İdari faaliyetlerin amacı kamu yararının sağlanmasıdır. Bu nedenle, idare, idari işlemlerin hangi sebebe ve hukuki nedenlere dayalı olarak tesis edildiğini ve hangi amaca yönelik olduğunu açıklamalıdır. Aynı zamanda, gösterilen sebep ve amacın gerekli ve yeterli inceleme, araştırma ve somut nedenlere dayanması gereklidir. Bu ilkeler, bireysel işlemler gibi düzenleyici işlemler açısından da uygulanmalıdır.

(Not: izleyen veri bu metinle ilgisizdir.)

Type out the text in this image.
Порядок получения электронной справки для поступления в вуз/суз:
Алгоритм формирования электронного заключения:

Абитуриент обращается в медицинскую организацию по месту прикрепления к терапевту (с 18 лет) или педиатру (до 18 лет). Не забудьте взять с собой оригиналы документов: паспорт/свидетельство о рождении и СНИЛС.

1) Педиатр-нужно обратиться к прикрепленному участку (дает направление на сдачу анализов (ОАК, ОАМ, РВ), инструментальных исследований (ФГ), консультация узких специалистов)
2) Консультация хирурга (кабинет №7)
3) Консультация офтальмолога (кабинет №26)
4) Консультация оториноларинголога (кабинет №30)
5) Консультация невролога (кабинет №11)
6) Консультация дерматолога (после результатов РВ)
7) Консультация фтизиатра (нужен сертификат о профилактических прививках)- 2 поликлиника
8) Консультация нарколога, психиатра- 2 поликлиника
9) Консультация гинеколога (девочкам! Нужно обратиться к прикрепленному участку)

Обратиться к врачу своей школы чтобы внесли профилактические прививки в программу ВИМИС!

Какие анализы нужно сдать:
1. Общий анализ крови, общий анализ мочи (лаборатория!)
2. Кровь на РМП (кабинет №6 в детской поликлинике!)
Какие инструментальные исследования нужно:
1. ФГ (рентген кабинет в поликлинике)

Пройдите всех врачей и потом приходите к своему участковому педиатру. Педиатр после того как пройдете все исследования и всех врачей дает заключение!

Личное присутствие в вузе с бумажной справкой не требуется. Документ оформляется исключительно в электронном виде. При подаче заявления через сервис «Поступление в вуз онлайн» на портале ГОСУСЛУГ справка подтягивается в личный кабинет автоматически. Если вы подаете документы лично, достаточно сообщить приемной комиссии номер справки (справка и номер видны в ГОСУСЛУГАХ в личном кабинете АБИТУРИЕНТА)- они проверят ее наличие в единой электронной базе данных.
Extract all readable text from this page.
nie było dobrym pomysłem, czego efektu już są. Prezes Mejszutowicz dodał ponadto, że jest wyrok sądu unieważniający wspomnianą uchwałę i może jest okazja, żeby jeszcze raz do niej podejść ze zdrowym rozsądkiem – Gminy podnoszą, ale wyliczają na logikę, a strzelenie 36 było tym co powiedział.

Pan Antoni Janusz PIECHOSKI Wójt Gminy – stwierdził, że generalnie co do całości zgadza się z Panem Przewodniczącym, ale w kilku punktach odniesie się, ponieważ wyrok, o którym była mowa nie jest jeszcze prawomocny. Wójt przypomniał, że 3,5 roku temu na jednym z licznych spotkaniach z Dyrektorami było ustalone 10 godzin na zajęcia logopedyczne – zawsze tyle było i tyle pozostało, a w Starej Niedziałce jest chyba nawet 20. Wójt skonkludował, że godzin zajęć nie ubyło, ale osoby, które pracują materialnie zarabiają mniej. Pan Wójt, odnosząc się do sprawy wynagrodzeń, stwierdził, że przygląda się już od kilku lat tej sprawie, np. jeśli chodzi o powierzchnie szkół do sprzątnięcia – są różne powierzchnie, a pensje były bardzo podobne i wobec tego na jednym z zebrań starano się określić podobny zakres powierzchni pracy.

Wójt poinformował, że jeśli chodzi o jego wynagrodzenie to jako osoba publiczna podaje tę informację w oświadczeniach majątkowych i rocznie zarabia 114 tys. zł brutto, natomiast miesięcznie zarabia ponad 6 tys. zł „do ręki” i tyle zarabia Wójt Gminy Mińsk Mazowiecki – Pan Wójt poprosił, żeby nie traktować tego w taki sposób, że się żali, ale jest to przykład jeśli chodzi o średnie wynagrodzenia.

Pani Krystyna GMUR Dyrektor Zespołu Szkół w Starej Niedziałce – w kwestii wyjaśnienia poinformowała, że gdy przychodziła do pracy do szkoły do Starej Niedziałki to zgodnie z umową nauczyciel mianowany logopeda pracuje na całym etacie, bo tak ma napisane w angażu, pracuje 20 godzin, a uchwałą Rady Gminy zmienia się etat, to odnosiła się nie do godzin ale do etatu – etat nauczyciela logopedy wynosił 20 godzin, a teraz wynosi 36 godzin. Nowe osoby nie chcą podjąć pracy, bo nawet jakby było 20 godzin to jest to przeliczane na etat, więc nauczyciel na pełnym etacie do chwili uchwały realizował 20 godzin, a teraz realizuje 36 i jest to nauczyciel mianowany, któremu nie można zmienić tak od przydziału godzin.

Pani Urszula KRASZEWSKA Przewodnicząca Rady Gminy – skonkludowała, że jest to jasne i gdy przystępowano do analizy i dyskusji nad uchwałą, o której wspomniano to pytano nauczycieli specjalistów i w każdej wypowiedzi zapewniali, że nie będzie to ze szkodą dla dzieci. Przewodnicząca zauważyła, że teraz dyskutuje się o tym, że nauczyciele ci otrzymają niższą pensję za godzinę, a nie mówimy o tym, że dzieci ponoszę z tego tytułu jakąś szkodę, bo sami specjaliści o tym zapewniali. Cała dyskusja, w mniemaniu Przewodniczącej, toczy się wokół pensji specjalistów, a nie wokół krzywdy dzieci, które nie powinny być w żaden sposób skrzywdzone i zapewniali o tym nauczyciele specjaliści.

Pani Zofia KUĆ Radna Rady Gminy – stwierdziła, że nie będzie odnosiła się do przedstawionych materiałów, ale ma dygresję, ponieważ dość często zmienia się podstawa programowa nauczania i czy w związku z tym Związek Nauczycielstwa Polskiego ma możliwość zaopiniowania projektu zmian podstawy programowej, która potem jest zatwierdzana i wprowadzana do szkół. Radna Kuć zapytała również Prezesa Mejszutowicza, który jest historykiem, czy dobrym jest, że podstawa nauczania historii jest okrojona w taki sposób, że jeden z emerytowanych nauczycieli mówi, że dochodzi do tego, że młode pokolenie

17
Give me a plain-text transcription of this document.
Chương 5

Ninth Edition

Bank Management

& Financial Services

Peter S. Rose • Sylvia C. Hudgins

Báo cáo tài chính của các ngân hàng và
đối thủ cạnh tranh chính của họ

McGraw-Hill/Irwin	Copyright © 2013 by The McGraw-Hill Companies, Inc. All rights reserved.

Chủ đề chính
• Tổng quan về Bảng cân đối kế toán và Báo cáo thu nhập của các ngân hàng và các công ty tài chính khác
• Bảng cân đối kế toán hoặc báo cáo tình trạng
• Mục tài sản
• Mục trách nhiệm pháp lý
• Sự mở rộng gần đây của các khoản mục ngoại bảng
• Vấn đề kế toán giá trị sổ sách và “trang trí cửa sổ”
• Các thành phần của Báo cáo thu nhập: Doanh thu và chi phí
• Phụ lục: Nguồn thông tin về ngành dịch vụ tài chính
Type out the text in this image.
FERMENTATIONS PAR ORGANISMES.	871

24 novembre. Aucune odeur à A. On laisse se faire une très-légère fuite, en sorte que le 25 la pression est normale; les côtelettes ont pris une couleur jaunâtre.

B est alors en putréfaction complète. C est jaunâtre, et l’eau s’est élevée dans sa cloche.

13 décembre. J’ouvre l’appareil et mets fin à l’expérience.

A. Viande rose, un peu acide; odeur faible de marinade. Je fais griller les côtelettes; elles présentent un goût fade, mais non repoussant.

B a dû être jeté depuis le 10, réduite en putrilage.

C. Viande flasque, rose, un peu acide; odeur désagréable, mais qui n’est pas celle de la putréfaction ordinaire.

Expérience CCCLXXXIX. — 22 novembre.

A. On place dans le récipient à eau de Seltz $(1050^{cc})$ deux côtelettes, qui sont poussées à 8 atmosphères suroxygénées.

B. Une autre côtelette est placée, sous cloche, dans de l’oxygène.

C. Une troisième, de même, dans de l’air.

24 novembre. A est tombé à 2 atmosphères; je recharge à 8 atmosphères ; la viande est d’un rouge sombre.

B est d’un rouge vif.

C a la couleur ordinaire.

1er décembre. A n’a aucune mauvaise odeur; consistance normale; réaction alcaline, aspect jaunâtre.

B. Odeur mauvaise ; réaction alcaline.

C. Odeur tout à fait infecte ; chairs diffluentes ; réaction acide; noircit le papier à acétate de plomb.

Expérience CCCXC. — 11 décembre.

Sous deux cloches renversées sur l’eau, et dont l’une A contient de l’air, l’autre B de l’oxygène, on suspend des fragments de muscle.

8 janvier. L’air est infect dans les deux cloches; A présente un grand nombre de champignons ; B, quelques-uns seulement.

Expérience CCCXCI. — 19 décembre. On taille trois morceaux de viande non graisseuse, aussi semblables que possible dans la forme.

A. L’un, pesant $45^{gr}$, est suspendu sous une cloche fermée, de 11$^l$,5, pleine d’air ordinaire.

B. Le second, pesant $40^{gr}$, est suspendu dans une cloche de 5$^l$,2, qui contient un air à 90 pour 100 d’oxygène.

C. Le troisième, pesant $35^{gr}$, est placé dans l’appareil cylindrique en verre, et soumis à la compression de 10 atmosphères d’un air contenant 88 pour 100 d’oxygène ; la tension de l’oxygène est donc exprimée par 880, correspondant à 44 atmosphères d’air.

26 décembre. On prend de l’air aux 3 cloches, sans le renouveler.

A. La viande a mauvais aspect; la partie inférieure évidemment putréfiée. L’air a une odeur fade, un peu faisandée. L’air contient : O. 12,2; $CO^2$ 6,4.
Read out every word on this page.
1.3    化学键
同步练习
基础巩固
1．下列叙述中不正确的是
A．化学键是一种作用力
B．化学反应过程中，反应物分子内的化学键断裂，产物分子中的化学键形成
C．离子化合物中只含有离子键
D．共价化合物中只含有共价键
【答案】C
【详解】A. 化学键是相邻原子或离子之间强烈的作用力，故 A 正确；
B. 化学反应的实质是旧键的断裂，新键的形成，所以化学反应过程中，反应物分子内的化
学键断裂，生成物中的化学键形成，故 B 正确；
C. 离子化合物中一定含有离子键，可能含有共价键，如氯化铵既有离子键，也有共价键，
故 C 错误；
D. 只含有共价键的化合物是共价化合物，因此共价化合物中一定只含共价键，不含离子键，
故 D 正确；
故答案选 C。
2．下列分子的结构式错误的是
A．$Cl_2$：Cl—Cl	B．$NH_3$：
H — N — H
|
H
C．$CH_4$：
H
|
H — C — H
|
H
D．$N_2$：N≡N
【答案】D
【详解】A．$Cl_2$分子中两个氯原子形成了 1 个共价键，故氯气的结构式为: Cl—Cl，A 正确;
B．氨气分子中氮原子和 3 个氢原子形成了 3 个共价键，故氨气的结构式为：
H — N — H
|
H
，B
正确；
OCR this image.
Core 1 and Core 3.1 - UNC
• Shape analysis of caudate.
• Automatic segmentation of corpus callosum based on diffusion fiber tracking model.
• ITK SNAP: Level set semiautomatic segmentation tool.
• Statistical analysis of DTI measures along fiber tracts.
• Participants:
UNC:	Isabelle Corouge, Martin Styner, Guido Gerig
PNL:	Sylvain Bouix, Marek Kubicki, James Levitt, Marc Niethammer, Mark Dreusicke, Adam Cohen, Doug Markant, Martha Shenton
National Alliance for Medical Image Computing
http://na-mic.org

Öte yandan, idarelerin tesis ettikleri işlemlerin (bireysel-düzenleyici) unsurlarından olan sebep unsuru, idareyi işlem yapmaya iten hukuki neden, bir başka ifadeyle;tüm idari işlemlerde olduğu gibi işlemle gerçekleştirilmeye çalışılan kamu yararına dayanan hukuki, somut durumdur. İdari işlemin sebep ögesindeki hukuka aykırılık, işlem, yargı mercii önüne getirildiğinde resen dikkate alınacaktır.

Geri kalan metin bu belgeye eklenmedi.